By: Vitor Ferrari and Ivan Kubala
After a thorough accounting analysis of Lojas Americanas' economic indicators, the team of the company's new CEO, Sérgio Rial, found a fiscal deficit of approximately R$40 billion, a value much higher than the company's total net worth, which is around R$12 billion.
According to the company itself, half of the company's huge debt comes from banking inconsistencies resulting from the mismanagement of operations known as "risk drawdown", widely used by retail chains and consisting of acquiring funds through bank loans to fulfill contracts with suppliers, so that the creditor becomes the bank, with greater credit than that existing with the supplier. However, these amounts are being investigated, as there is reasonable suspicion of fraud, since some of the company's large shareholders and those directly responsible for it sold their shares months before.
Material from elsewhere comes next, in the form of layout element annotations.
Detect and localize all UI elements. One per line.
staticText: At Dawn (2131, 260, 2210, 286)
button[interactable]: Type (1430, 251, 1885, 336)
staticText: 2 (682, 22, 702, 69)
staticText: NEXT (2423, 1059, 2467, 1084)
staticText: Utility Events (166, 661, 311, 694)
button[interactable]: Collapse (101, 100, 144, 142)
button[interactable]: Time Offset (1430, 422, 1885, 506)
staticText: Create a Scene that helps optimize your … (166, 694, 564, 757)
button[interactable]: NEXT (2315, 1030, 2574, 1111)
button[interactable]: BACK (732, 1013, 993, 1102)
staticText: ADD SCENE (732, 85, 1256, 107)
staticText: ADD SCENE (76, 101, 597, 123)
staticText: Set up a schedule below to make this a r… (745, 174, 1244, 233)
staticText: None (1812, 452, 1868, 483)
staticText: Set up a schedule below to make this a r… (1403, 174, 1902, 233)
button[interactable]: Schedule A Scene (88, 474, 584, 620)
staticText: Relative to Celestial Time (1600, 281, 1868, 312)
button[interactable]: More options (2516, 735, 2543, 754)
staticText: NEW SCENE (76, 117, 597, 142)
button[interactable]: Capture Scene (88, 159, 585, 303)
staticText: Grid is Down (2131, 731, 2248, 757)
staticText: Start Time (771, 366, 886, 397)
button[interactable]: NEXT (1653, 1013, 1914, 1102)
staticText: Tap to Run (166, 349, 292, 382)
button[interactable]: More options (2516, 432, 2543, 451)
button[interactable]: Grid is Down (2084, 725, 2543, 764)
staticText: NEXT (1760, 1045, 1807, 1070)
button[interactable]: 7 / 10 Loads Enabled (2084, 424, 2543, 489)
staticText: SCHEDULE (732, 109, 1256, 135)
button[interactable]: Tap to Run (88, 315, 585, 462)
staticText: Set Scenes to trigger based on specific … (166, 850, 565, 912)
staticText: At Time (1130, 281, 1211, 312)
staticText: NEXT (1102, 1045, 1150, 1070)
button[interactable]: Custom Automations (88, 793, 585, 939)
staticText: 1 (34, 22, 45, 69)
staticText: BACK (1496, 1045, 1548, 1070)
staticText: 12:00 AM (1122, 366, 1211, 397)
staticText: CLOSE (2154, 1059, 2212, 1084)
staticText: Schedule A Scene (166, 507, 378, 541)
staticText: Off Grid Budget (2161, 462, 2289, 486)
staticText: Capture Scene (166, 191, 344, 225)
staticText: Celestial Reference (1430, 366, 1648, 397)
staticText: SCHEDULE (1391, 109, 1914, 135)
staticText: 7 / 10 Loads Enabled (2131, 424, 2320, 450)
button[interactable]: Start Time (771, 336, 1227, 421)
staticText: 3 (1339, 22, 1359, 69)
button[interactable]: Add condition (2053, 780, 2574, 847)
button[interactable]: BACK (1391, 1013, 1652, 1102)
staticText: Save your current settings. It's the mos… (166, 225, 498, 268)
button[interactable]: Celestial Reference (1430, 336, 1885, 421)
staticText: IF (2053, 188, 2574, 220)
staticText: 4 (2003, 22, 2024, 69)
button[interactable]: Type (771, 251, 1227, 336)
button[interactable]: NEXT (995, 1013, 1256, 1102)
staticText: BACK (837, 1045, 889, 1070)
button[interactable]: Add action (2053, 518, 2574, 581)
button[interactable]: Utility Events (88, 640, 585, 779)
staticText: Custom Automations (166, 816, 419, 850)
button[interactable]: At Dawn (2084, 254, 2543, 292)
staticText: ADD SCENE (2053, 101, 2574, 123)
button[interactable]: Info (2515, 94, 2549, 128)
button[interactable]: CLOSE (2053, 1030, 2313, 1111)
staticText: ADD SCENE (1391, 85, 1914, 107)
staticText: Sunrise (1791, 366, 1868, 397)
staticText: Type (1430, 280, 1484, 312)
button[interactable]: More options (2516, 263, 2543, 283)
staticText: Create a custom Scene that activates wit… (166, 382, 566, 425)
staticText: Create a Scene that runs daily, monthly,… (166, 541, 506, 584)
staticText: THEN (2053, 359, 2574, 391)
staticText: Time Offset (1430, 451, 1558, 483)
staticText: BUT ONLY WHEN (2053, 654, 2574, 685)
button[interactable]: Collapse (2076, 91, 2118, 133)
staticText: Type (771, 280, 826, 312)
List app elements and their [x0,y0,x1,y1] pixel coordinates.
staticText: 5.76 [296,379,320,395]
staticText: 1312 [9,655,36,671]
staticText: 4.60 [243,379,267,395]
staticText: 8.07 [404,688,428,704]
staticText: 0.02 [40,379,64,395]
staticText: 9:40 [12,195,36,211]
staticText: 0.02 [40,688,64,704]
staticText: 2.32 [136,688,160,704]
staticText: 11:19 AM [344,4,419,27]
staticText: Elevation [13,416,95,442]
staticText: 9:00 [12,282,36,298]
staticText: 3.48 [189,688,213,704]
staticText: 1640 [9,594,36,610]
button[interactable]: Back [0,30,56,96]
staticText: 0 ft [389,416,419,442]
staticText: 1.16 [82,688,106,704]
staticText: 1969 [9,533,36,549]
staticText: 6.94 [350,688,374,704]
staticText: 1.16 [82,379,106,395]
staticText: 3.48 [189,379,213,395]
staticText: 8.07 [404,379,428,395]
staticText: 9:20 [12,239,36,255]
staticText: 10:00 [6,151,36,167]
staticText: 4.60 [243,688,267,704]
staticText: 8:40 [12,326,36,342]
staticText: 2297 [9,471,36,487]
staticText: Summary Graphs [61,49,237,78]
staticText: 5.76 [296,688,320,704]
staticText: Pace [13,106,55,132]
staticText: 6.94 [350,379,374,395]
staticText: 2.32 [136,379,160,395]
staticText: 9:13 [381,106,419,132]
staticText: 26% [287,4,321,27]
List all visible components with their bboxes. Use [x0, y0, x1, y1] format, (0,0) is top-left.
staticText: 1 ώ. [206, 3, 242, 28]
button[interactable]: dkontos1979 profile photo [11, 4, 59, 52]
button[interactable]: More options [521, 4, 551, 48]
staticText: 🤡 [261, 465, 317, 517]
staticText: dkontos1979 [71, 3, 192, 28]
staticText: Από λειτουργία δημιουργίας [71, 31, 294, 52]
Following the news, the company's shares (traded under the ticker AMER3) fell by more than 70% and trading was suspended. The drastic reduction in value greatly affected the company's major stakeholders and controllers, who held large stakes in the retailer or were directly responsible for its results and decisions.
Faced with this crisis that is affecting the company, its directors have opted to file for judicial recovery, in order to suspend possible executions on the company's debts that are already due, giving it time to prepare a detailed judicial recovery plan through which it would pay off the amounts already due without ceasing its activities.
It is important to emphasize that the company's stakeholders have active legitimacy in drafting the judicial recovery plan, so that it must certainly consider their interests, since they are an important part of the company's value generation, being greatly affected by the decisions taken.
On the other hand, for the judicial recovery to be granted, it must be accepted by the creditors, otherwise the Court competent for the process will convert the company's judicial recovery into bankruptcy, implying its extinction.
To keep the company running, it is essential that the plan to be proposed is a compromise between the opinions and wishes of the company's creditors and its stakeholders.
If the company effectively enters into judicial recovery, and all of its debt is included in the process, this will certainly be one of the largest in the country, entering the select list of the largest judicial recoveries in the country, along with the processes of companies such as Oi (R$ 65 billion), Odebrecht (R$ 54 billion) and Samarco (R$ 50 billion).